Effizienz ist gerade im High-Volume-Akzidenzbereich entscheidend: Derzeit verdoppelt Oppermann die Zahl der Beilagen auf über eine Milliarde.

Wer jährlich über eine Milliarde Beilagen in Tageszeitungen und Anzeigenblätter einsteckt, ist auf perfekte Abläufe im Versandraum angewiesen. Die Oppermann Druck und Verlags-GmbH & Co. KG in Rodenberg stellt sich deshalb zusätzlich zu den beiden bestehenden SLS 3000 mit zwei neuen Einstecksystemen Pro Liner von Müller Martini auf.

Bereits im Sommer 2015 war bekannt geworden, dass die Madsack-Mediengruppe ihr Druckzentrum in Hannover schließen und die Aufträge für die „Hannoversche Allgemeine Zeitung“, die „Neue Presse“ sowie sämtliche Anzeigen- und Wochenblätter ab dem Jahr 2017 an Oppermann vergeben wird. Dieses im Druckgeschäft erfahrene Unternehmen investiert daher in zweistelliger Millionenhöhe, um die zusätzlichen Kapazitäten verarbeiten zu können. „Wir verdoppeln unsere Volumen sowohl bezüglich Produktionsfläche als auch Tonnage und Beilagenaufkommen“, sagt der geschäftsführende Gesellschafter André Schäffer. Künftig sollen in Rodenberg – anstatt wie bisher 500 Millionen – jährlich mehr als eine Milliarde Beilagen in Zeitungsprodukte eingesteckt werden.

Schon im Oktober 2016 gehen in einer neuen, 7000 Quadratmeter großen Halle zwei neue, vom Leitsystem Connex Mailroom gesteuerte Pro Liner in Betrieb.
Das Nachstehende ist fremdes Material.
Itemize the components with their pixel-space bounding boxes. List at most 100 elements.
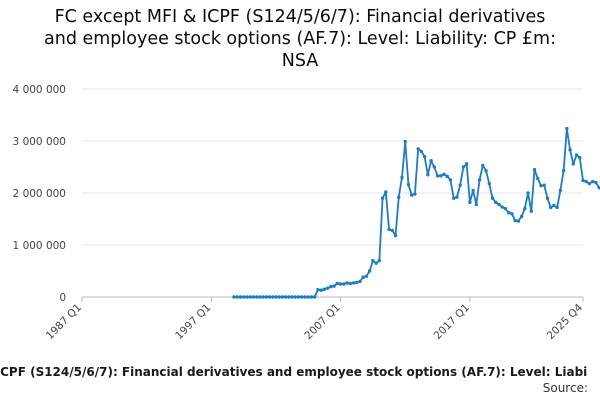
chart-title: FC except MFI & ICPF (S124/5/6/7): Finan… <box>0 6 600 72</box>
data-point <box>377 258 382 263</box>
data-point <box>348 281 352 286</box>
legend-label[interactable]: & ICPF (S124/5/6/7): Financial derivativ… <box>0 365 588 379</box>
data-point <box>506 211 511 215</box>
chart-title-line-2: and employee stock options (AF.7): Level… <box>44 29 556 49</box>
x-tick-label: 2025 Q4 <box>545 301 586 342</box>
data-point <box>597 186 600 190</box>
data-point <box>358 279 362 284</box>
data-point <box>332 284 336 288</box>
data-point <box>490 196 495 200</box>
y-axis-tick-labels: 0 1 000 000 2 000 000 3 000 000 4 000 000 <box>13 84 66 304</box>
data-point <box>568 148 572 152</box>
data-point <box>267 295 272 299</box>
data-point <box>516 219 521 223</box>
data-point <box>384 190 388 194</box>
data-point <box>565 126 569 131</box>
data-point <box>529 209 533 213</box>
data-point <box>426 173 430 177</box>
data-point <box>316 288 320 292</box>
data-point <box>238 295 243 299</box>
data-point <box>380 196 385 200</box>
data-point <box>329 284 333 289</box>
data-point <box>274 295 278 299</box>
data-point <box>345 281 349 285</box>
data-point <box>422 154 427 159</box>
data-point <box>484 168 488 173</box>
data-point <box>594 180 598 185</box>
data-point <box>390 228 394 233</box>
data-point <box>539 184 543 188</box>
data-point <box>503 206 508 211</box>
data-point <box>241 295 246 299</box>
grid-lines <box>82 88 583 246</box>
data-point <box>355 280 359 285</box>
data-point <box>584 179 588 184</box>
data-point <box>367 269 372 273</box>
data-point <box>371 258 375 263</box>
data-point <box>403 139 407 144</box>
data-point <box>571 162 575 166</box>
data-point <box>429 159 433 163</box>
source-label: Source: <box>542 381 588 395</box>
data-point <box>313 295 317 299</box>
data-point <box>542 183 546 187</box>
data-point <box>342 282 346 286</box>
data-point <box>280 295 285 299</box>
data-point <box>435 174 440 178</box>
y-tick-label: 1 000 000 <box>13 240 66 252</box>
chart-title-line-3: NSA <box>281 51 319 71</box>
data-point <box>409 193 414 197</box>
data-point <box>513 218 517 223</box>
data-point <box>235 295 239 299</box>
data-point <box>296 295 301 299</box>
data-point <box>248 295 252 299</box>
data-point <box>523 206 527 211</box>
data-point <box>526 191 530 195</box>
data-point <box>494 200 498 205</box>
data-point <box>455 195 459 199</box>
data-point <box>254 295 259 299</box>
y-tick-label: 2 000 000 <box>13 188 66 200</box>
data-point <box>264 295 268 299</box>
data-point <box>452 196 456 200</box>
data-point <box>413 192 417 196</box>
data-point <box>319 288 323 292</box>
data-point <box>461 165 466 169</box>
data-point <box>578 155 582 160</box>
data-point <box>536 176 540 181</box>
data-point <box>458 183 462 187</box>
data-point <box>338 282 343 286</box>
data-point <box>287 295 291 299</box>
data-point <box>361 275 365 279</box>
data-point <box>464 162 469 166</box>
data-point <box>581 178 585 183</box>
data-point <box>519 214 524 219</box>
data-point <box>283 295 288 299</box>
data-point <box>487 181 491 186</box>
chart-title-line-1: FC except MFI & ICPF (S124/5/6/7): Finan… <box>54 7 546 27</box>
data-point <box>258 295 262 299</box>
x-tick-label: 2017 Q1 <box>432 302 472 342</box>
data-point <box>251 295 256 299</box>
data-point <box>416 147 420 151</box>
data-point <box>448 178 453 182</box>
series-line <box>233 127 600 298</box>
x-tick-label: 2007 Q1 <box>302 302 342 342</box>
data-point <box>442 172 446 176</box>
data-point <box>445 174 449 179</box>
data-point <box>393 233 398 238</box>
data-point <box>558 188 563 193</box>
data-point <box>306 295 310 299</box>
x-axis-ticks: 1987 Q1 1997 Q1 2007 Q1 2017 Q1 2025 Q4 <box>44 297 586 342</box>
data-point <box>335 281 340 286</box>
data-point <box>481 163 485 168</box>
data-point <box>374 261 378 265</box>
data-point <box>293 295 298 299</box>
y-tick-label: 0 <box>59 292 66 304</box>
series-points <box>232 126 600 299</box>
data-point <box>364 274 369 278</box>
data-point <box>387 227 391 232</box>
data-point <box>555 205 559 210</box>
data-point <box>532 167 537 172</box>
Diese Einstecksysteme sind identisch konfiguriert: je 20 Anleger, automatische Haupt- und Vorprodukt-Beschickung (die Zeitungen gelangen von der Rotation via zwei Transporteure News Grip-F und zwei Flexi Roll-Puffersystemen zu den beiden Pro Linern) sowie je drei Paketbildner Flex Pack (siehe unser Foto) pro Linie. Diese sechs Flex Pack sind erstmals mit einer integrierten Folierfunktion versehen. Ebenfalls als Weltpremiere setzt Oppermann die von Müller Martini neu entwickelten Mini Feeder für die effiziente Zuführung der Beilagen in die Anleger ein. Neben einer Optimierung des Layouts und der Kosten sollen diese Module auch Vorteile bei der Produktion kleinteiliger Zonen bieten.
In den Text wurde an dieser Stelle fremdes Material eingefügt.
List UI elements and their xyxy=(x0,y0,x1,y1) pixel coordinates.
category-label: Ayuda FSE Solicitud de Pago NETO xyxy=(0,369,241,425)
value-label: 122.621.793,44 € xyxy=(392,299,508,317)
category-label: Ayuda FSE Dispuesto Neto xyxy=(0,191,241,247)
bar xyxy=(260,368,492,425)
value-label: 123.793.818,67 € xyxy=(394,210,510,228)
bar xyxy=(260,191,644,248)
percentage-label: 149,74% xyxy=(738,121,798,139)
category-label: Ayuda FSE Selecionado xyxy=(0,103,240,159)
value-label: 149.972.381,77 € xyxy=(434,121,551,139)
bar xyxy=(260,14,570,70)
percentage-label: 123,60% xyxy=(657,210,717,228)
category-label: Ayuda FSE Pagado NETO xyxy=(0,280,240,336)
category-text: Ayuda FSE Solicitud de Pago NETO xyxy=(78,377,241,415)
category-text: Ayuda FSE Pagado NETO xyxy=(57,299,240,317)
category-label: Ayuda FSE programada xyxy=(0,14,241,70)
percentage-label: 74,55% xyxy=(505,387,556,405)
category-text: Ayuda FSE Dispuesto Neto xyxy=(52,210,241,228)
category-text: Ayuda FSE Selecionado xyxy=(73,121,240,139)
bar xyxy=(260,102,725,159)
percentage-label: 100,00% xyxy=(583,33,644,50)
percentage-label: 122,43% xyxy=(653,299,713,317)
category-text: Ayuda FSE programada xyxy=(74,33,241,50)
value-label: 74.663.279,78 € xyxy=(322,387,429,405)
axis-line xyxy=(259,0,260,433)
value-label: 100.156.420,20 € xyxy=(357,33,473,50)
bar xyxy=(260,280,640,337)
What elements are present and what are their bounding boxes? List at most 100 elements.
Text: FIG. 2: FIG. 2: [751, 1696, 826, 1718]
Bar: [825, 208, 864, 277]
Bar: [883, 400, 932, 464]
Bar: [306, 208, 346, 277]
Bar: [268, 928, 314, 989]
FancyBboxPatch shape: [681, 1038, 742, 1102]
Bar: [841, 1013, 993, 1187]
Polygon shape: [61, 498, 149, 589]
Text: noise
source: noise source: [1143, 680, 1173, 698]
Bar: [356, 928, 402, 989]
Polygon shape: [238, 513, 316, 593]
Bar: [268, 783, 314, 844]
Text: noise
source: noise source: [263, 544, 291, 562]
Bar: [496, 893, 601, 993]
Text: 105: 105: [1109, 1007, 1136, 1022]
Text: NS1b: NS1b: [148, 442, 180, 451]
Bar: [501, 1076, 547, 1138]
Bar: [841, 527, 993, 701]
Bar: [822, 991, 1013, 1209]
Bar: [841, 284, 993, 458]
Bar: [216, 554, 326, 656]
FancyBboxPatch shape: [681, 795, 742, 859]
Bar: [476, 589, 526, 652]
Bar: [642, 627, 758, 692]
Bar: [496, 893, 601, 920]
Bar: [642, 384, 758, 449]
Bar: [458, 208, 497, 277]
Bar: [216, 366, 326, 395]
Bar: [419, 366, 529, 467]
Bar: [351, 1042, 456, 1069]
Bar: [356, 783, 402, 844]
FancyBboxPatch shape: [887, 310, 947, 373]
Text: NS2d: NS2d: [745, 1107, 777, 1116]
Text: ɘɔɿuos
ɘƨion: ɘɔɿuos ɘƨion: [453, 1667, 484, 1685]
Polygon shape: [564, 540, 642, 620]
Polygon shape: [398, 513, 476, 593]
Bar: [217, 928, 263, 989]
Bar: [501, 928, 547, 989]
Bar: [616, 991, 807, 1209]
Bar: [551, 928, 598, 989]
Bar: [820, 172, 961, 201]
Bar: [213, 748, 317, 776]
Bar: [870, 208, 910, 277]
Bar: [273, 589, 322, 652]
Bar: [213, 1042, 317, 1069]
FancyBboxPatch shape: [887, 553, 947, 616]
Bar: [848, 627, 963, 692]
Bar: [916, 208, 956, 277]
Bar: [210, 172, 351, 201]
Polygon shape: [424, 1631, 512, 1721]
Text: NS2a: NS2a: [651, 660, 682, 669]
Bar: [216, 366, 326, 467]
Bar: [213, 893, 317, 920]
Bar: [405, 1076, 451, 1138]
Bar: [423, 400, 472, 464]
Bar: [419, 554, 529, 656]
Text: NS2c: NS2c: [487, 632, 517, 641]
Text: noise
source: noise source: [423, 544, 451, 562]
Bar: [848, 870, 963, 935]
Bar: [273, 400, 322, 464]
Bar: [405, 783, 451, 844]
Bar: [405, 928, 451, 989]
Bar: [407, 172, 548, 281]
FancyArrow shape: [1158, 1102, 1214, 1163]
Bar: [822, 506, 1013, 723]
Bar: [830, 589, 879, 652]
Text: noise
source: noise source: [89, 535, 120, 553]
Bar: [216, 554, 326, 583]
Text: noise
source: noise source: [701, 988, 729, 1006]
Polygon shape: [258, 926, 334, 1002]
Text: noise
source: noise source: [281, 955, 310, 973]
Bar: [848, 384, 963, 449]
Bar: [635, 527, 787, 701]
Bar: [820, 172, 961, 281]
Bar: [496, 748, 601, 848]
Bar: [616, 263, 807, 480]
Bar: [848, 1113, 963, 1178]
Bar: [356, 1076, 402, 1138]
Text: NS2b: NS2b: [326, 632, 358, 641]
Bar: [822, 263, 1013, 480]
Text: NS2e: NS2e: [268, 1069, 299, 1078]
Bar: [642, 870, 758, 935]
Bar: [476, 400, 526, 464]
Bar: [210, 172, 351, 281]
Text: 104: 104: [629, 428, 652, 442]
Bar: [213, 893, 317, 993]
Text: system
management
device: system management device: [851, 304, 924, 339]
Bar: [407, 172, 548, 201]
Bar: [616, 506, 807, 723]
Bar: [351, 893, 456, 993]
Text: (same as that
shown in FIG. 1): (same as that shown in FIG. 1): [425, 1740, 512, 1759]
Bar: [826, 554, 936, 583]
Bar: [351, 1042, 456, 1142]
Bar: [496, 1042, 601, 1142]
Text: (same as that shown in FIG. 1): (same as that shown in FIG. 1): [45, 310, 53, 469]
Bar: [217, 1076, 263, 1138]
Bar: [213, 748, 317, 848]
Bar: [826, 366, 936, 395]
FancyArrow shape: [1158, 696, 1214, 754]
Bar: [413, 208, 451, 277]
Dass sich Oppermann nach mehreren Einstecklinien 227 und Bilinern sowie den aktuell in Rodenberg im Einsatz stehenden zwei SLS 3000-Systemen erneut für eine Lösung von Müller Martini entschieden hat, liegt laut Prokurist Werner Rohrsen daran, „dass wir in den vergangenen 30 Jahren ausgezeichnete Erfahrungen mit diesen Anlagen gemacht haben“.